Mass-market retailers are all over the concept, evident in Restoration Hardware’s fall 2010 catalogue: “No longer mere ‘retailers’ of home furnishings, we are now ‘curators’ of the best historical design the world has to offer,” the home-furnishing retailer boasted. But who can blame them for the highfalutin claim? “Curate,” with its scholarly pedigree, is more prestigious—and thus deserving of a high price—than “selected,” “organized” or (shudder) “picked.”

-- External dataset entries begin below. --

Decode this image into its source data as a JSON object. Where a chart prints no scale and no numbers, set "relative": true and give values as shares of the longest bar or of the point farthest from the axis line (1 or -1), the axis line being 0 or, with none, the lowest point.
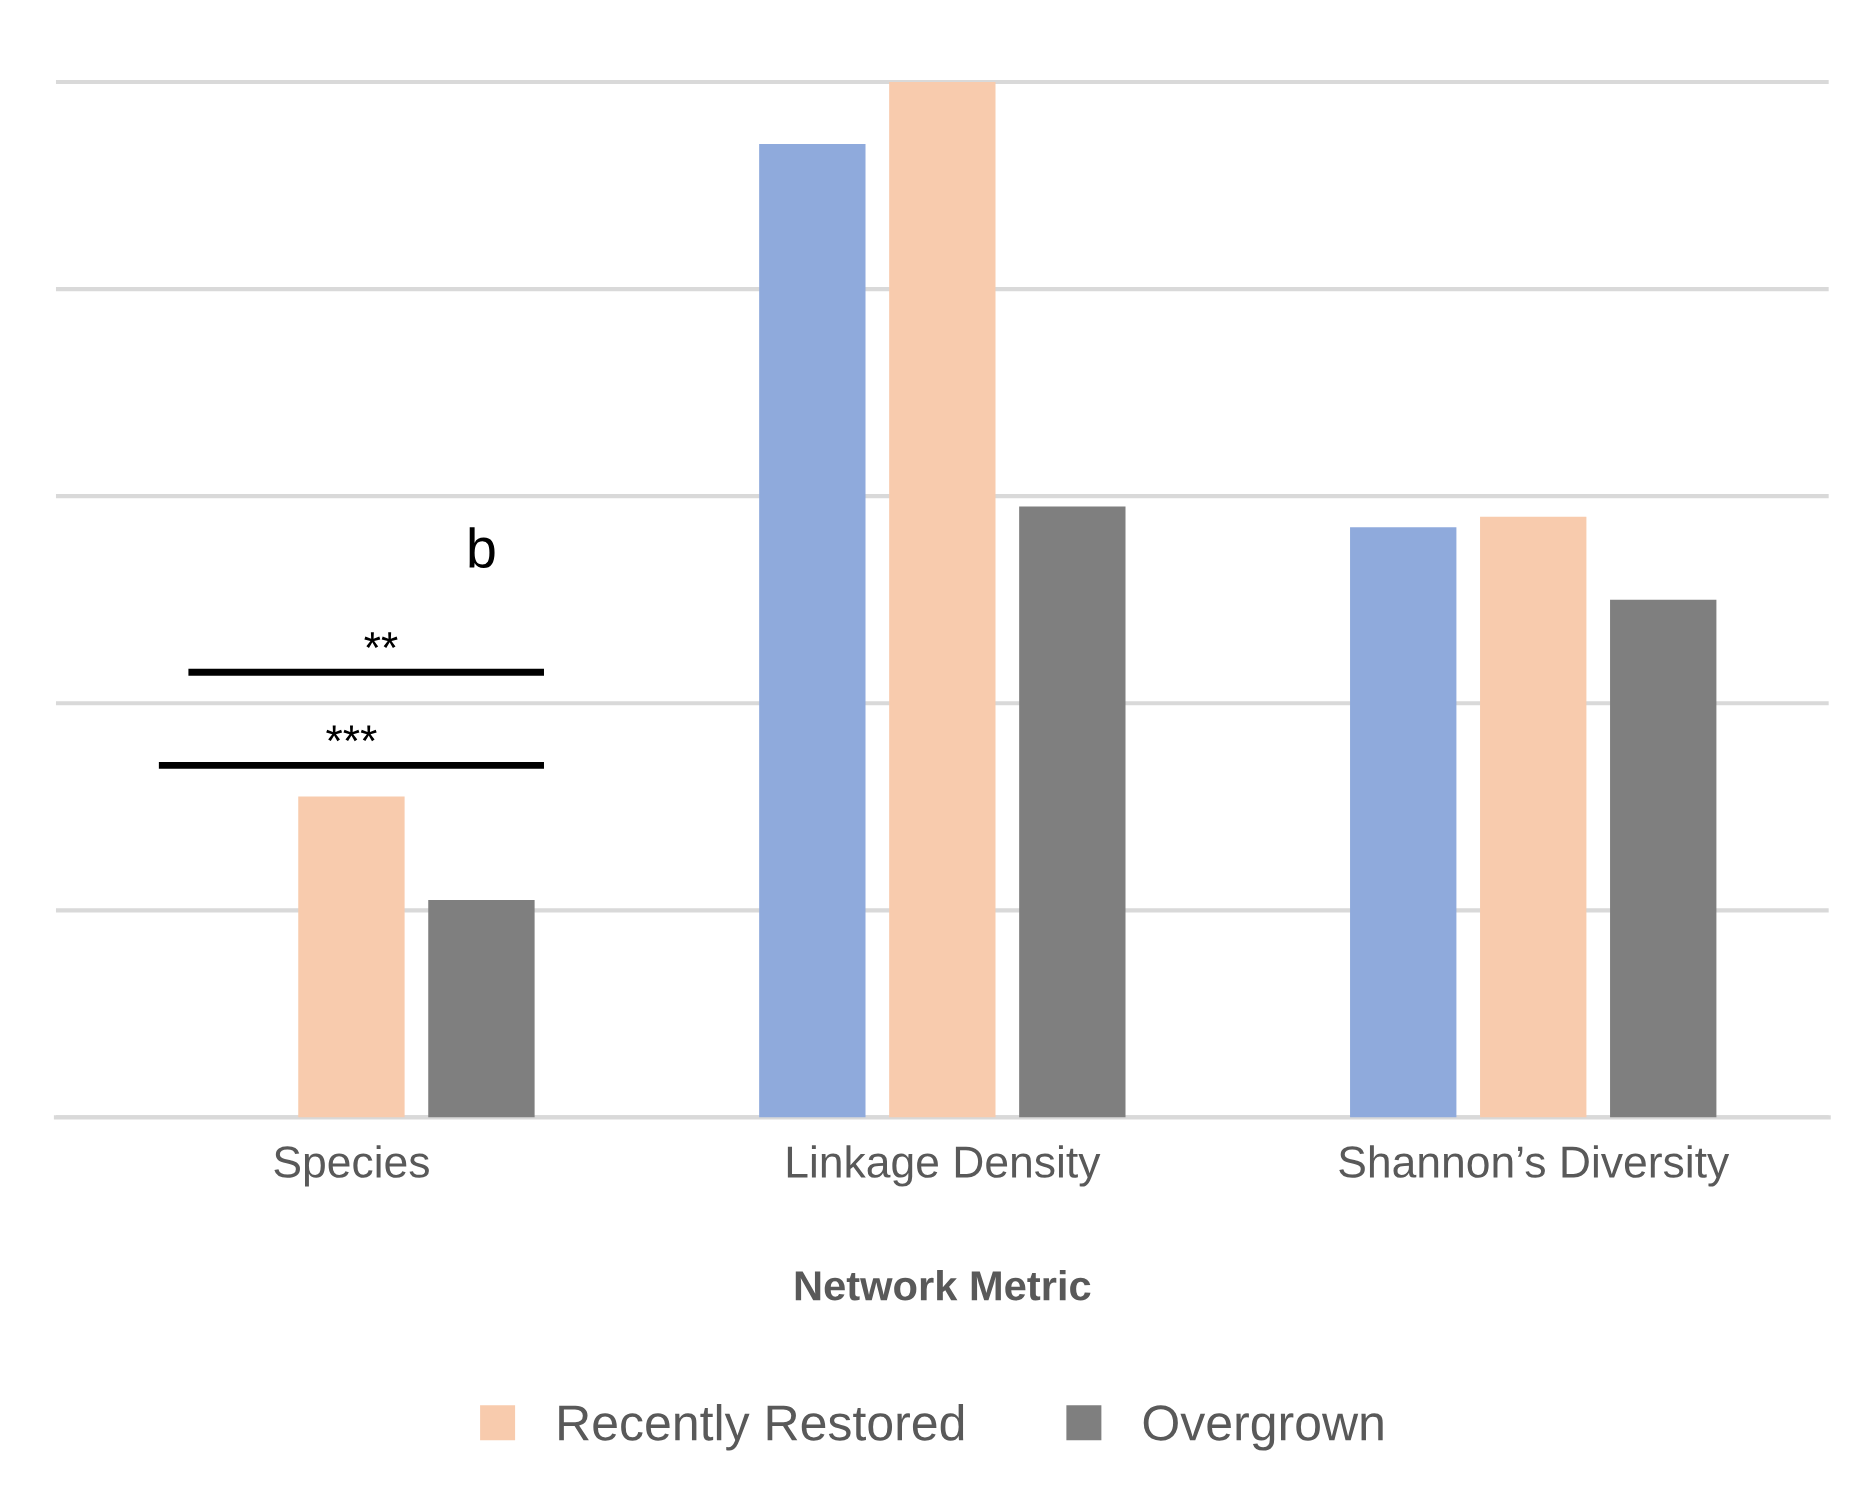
{
  "chart_data": {
    "type": "bar",
    "relative": true,
    "xlabel": "Network Metric",
    "categories": [
      "Species",
      "Linkage Density",
      "Shannon’s Diversity"
    ],
    "series": [
      {
        "color": "#8faadc",
        "values": [
          null,
          0.94,
          0.57
        ]
      },
      {
        "name": "Recently Restored",
        "color": "#f8cbad",
        "values": [
          0.31,
          1.0,
          0.58
        ]
      },
      {
        "name": "Overgrown",
        "color": "#7f7f7f",
        "values": [
          0.21,
          0.59,
          0.5
        ]
      }
    ],
    "annotations": [
      "***",
      "**",
      "b"
    ],
    "grid": "y",
    "legend": "bottom"
  }
}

Curate’s migration from museum to mall— and now wrists— inflames and amuses those in the art world. A blogger on British arts journal newcurator.com railed: “Anyone calling themselves a ‘curator’ when it is clear that they are dealing in merchandise should have their thumbs removed.” Kelvin Browne, vice-president, exhibitions and marketing at the Royal Ontario Museum, finds the conflation of curation with shopping silly: “The concept of ‘curating’ your life is just an excuse for high-end consumption,” he says. “It’s pretending that buying stuff and putting it together is meaningful, but it’s not.” There’s “genius” in a well-curated exhibit, he says: “The sum of the parts is far more than the individual pieces.” The “self-curated” life is the “antithesis” of that, Browne says: “There’s seldom anything new realized when people are ‘curating’ their Facebook page.”

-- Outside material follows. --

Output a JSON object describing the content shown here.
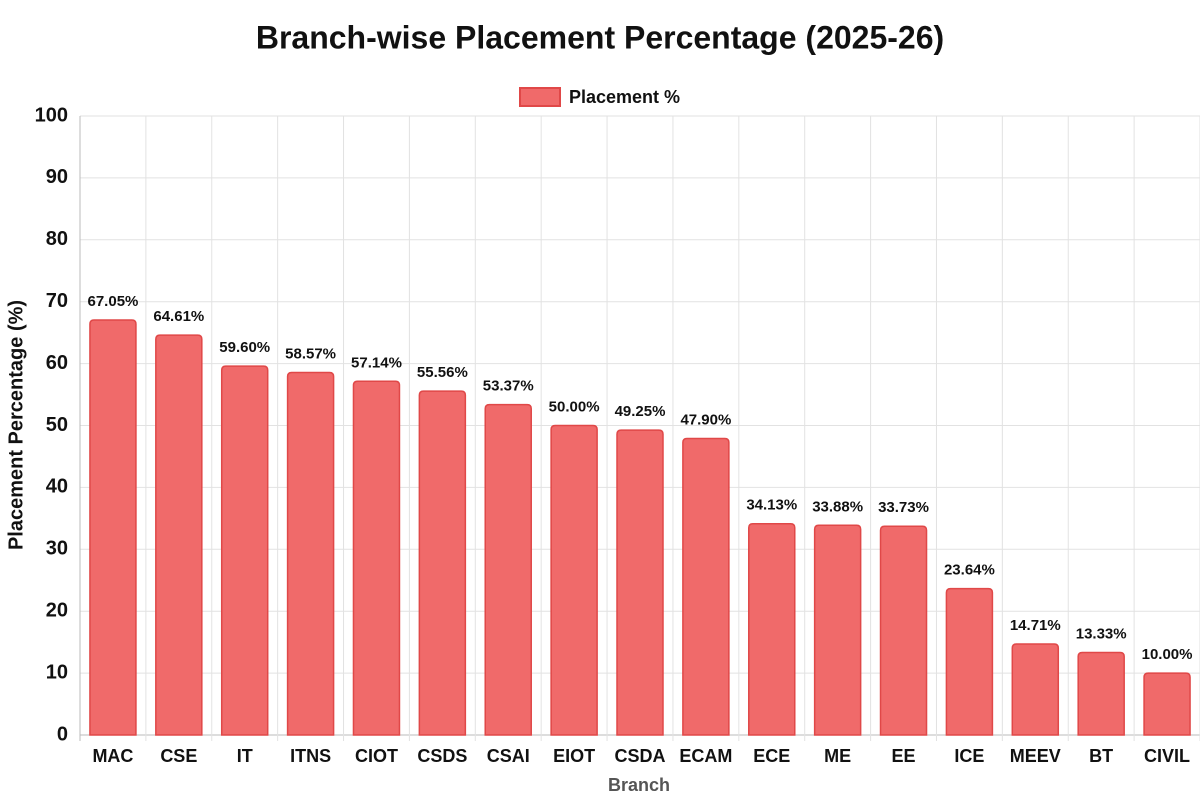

Elizabeth Smith, executive director of curatorial affairs at the Art Gallery of Ontario, believes few people understand the rigour or training or processes that go into the art of curating in an institutional context. “Traditional curators were custodians of collections, charged with keeping things in good order, and building on them—which requires considerable research and scholarship,” she says. But curation is evolving away from objects to exhibition-making, says Smith, noting that the current issue of curator journal The Exhibitionist points to the next phase of “paracuratorial” practice, activities traditionally supplementary to the exhibition proper—lectures, interviews, screenings, readings, performances. “It’s very concept driven,” says Smith. And the goal? Paradoxically, to create the sort of big-ticket spectacle to draw audiences away from their self-curated lives.